The Qianlong Emperor, the sixth ruler of the Manchu Qing dynasty, ruled officially from 1735 to 1796, though he effectively reigned until 1799. He was noted for his brilliance as a child, anointed over his brothers for his sobriety of demeanor, his learning in literature and philosophy, and his ease in human relations. He was a man of towering ambition, China’s equivalent to Louis XIV, Catherine the Great, or Emperor Franz Josef. He expanded China’s borders and became the wealthiest man in the world; at the height of his rule, China held a positive balance of trade with the West. The author of more than forty thousand poems, he was an impeccable connoisseur with wit, elegance, and artistic talent on his side. But he also oversaw the burning of books and the torture and execution of writers whose work displeased him. Qianlong styled himself in later life as “the old man of the ten perfect victories”—and indeed he had consolidated Qing rule and increased the size of China by a third; at his death, his country’s population had grown more than 20 percent.

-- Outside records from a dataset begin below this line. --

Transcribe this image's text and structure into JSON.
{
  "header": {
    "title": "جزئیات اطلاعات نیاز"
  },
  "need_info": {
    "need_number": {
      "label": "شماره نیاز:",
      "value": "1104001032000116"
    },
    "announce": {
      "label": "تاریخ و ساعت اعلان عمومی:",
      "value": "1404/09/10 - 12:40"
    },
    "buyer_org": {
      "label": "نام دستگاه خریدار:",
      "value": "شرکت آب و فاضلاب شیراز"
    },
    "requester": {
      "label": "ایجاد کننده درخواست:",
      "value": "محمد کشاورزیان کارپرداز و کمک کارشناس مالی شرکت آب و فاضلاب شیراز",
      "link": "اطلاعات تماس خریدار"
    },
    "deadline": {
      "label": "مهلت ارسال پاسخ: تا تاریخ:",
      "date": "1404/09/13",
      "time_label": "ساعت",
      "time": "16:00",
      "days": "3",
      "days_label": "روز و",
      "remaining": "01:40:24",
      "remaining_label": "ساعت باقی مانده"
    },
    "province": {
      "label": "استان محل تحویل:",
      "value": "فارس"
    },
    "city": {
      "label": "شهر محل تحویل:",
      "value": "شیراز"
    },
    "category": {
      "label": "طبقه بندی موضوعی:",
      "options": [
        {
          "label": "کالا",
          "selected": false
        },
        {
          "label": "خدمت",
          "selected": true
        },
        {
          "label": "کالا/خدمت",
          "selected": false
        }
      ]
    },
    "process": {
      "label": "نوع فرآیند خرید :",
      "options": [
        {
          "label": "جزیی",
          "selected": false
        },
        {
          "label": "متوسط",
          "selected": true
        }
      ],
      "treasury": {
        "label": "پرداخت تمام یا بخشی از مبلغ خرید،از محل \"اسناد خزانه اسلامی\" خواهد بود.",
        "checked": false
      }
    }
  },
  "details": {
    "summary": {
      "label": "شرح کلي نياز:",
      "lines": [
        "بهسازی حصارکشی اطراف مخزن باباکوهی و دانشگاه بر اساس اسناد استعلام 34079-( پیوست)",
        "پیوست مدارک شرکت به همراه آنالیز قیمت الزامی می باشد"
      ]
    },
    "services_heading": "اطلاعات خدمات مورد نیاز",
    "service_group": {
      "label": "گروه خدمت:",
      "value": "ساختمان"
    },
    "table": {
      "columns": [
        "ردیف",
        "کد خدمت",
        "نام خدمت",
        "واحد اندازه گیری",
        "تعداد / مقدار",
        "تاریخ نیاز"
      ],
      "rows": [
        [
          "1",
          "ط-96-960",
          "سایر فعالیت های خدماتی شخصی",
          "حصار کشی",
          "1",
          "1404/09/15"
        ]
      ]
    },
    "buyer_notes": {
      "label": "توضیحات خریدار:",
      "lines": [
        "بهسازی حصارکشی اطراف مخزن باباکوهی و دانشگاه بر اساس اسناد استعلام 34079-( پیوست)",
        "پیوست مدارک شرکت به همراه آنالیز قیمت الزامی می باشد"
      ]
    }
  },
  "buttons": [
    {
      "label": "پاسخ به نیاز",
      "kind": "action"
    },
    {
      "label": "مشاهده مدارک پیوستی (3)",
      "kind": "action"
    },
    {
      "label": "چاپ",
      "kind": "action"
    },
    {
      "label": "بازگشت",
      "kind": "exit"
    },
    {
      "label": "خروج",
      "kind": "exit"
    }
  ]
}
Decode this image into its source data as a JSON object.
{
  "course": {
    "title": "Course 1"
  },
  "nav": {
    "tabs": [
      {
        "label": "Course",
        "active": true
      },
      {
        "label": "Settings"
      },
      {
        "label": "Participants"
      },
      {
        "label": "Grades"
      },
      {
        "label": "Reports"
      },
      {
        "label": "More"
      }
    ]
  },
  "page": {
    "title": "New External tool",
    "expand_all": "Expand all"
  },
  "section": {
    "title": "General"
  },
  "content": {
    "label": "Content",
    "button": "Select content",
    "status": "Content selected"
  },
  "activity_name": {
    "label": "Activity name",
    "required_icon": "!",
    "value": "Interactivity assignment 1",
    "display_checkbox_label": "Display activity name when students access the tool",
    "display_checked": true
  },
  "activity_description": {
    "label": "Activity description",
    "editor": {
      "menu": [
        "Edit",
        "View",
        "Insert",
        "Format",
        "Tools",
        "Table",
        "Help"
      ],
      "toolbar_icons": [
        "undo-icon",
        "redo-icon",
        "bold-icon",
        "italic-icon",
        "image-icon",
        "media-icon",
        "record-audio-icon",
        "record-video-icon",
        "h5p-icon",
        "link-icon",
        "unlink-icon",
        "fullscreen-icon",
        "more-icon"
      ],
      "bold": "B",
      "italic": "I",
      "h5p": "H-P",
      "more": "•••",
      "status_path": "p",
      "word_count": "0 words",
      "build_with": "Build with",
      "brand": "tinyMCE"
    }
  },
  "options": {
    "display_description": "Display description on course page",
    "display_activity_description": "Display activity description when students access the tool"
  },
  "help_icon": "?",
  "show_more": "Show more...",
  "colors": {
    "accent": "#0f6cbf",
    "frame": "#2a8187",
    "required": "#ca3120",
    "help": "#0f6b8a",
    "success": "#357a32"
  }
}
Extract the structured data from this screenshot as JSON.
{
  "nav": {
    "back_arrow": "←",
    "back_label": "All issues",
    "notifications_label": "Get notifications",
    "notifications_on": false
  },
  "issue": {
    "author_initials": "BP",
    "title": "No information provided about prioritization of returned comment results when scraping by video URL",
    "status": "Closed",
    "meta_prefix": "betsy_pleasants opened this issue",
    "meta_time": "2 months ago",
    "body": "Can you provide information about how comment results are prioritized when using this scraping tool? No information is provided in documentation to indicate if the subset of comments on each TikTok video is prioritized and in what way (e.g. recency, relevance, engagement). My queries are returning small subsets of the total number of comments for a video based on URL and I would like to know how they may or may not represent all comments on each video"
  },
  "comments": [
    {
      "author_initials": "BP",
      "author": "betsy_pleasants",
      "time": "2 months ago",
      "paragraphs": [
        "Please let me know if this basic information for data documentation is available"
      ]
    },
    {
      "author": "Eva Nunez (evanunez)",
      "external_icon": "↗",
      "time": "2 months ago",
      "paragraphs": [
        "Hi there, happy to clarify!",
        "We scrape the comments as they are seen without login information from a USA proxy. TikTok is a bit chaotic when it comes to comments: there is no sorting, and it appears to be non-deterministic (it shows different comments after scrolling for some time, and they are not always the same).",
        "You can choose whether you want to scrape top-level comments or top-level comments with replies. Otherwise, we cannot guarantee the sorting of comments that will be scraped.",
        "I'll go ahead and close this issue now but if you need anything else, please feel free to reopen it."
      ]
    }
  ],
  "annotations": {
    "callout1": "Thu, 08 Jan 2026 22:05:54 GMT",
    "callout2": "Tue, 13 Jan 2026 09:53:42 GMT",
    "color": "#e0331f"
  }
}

Qianlong was the grandson of the Kangxi Emperor, the longest-serving ruler in Chinese history. As a matter of respect, Qianlong was determined not to overshadow his grandfather’s reign, and with this in mind he envisioned retirement—the first emperor to contemplate such a step. For a meaningful disengagement from the machinery of state, he wanted a garden, which he envisioned as a marvelous landscape of sculpted rocks and pavilions. He undertook the project when he was in his early sixties, though he would not consider retirement until he reached eighty-five, one year short of his grandfather’s dominion. The design and construction of his own quarters there, the Juanqinzhai, occupied the emperor from 1771 to 1774; its decoration took another two years. During this period, he handed off most matters of state, allowing corruption to infiltrate his court. After Qianlong’s death, his son-in-law Hashen was forced to commit suicide because he had accumulated so much illicit wealth. Qianlong’s sixty-year rule was the most stable in the world, which allowed for great prosperity, but also engendered cultural stagnation. China was bypassed by modernity and the early glimmers of industrialization. In the period following Qianlong’s rule, foreigners came into China, and overspending on wars and putting down rebellions impoverished the court.
The Juanqinzhai project manifests Qianlong’s blend of finesse, brilliance, and decadent laxity; he built this precious sanctuary as an artistic diversion and never spent a night in it. Though he entered his so-called retirement in 1796, he effectively reigned until his death three years later, refusing to move out of the emperor’s quarters or relinquish his authority.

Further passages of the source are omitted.